Pero a esta ciudad castellana no sólo hay que venir a comer, que también. Si hay una ciudad que aconsejo ser paseada sin prisas, ésta es Segovia, que como pocas, tiene con qué dejar al viajero boquiabierto y admirado ante la monumentalidad del legado arquitectónico de los romanos en su singular acueducto. Para quien quiera saberlo, sepan que el acueducto tiene en su parte más alta 28 mts. y 162 arcos formados por sillares de granito sin argamasa. Con buen criterio, desde el año 1992, los coches ya no pueden pasar por debajo del imponente y singular monumento.
Tienen también las calles de Segovia, el testimonio en el monumento a Juan Bravo de esta España nuestra donde nos viene de antiguo lo de arreglar nuestras diferencias a bastonazos. Los bravos comuneros que pagaron con su vida la defensa de sus ideales, tienen el recuerdo de los segovianos.

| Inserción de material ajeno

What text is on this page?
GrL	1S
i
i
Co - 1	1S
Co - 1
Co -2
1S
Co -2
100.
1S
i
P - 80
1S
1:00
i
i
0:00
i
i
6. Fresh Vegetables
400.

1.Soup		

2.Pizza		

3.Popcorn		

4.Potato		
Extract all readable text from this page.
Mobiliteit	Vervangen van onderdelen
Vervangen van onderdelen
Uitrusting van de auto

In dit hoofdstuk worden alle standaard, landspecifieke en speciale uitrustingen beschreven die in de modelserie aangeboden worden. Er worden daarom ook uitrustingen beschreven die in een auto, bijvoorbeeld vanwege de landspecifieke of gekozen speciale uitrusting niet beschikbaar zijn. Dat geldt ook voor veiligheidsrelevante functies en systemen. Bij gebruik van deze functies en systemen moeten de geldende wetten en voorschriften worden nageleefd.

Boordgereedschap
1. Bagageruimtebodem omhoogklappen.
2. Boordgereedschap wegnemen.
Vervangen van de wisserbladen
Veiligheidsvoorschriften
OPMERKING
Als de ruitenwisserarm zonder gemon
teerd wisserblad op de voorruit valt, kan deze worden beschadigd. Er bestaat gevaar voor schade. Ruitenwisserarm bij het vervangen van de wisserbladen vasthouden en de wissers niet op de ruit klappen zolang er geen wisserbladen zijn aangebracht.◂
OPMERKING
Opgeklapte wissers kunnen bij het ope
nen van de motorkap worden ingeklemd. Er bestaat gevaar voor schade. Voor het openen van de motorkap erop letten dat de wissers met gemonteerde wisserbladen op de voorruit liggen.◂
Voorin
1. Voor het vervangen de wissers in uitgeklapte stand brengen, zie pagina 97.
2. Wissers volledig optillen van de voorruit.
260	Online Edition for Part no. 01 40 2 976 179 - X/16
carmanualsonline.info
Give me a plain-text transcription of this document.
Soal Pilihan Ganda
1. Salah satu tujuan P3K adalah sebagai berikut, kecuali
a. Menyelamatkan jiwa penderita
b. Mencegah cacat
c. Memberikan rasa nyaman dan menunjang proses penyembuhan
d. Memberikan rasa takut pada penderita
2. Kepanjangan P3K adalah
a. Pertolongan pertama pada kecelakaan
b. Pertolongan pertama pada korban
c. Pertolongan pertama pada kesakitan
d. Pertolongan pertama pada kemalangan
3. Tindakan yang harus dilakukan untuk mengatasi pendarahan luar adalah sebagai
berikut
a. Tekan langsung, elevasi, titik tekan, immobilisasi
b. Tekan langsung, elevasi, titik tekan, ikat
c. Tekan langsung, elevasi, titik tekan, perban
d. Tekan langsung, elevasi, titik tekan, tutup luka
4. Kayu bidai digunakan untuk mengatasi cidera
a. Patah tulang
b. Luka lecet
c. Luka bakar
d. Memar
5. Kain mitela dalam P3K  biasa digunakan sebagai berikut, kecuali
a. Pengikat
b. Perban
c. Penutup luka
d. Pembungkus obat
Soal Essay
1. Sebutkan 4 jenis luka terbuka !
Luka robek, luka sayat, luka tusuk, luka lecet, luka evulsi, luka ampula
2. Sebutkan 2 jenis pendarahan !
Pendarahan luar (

Tiene también esta ciudad castellana, una iglesia donde el 13 de diciembre del año 1474, la ciudad de Segovia proclamó Reina de Castilla a Isabel La Católica. En la plaza de su imponente Catedral, tiene Antonio Machado su estatua, y por una callejuela adelante, llegó el caminante a los pies de su Alcázar donde no sabe de otro edificio de estas características, que tenga foso más profundo, y presumo por ello, que en su tiempo inexpugnable. El documento más antiguo sobre esta fortaleza data del siglo XII. Unos siglos más tarde, sus muros fueron reforzados para contener los impactos de la incipiente artillería de la época. Los Reyes de la dinastía de los Trastámara le dieron el boato y lujo a sus salones al estilo de los alcázares andaluces, pasando a ser de tal suerte, una fortaleza, un alcázar y un lujoso palacio a la vez.
Pero a Segovia también va el gastrónomo a disfrutar del buen yantar del Restaurante asador El Bernardino, donde siempre disfrutó con esa joya de la cocina segoviana que es el perfumado y rustido cochinillo.
Nos atendió con cordialidad afable y cercana Javier Álvarez Gómez, que dirige los salones del restaurante junto a su hermano J. Carlos, que es el maestro asador, el que tiene la delicada tarea de darle ese toque magistral y quebradizo a la piel de sus asados.
Javier nos sorprendió con una faceta que confieso ignoraba por completo. Resulta que pinta extraordinariamente bien, atreviéndose con el hiperrealismo a la altura de los mejores artistas del género. En los salones del restaurante, cuelga sus singulares obras, entre ellas algún trampantojo de magnífica factura (el trampantojo o "trompe l'oleil" en expresión francesa). Esta es una técnica usada por los hiperrealista que se pueden permitir el lujo de jugar con la perspectiva y otros efectos ópticos, con los que este restaurador de la gran gastronomía castellana me dejó tan gratamente sorprendido.
Un acierto almorzar en el Restaurante El Bernardino, de donde salí más que satisfecho; alimentado de cuerpo y de espíritu a la vez, algo que es francamente dificilísimo. Pero a los que nos gusta la gastronomía y la pintura, en el restaurante segoviano de El Bernardino, es una simbiosis posible y habitual.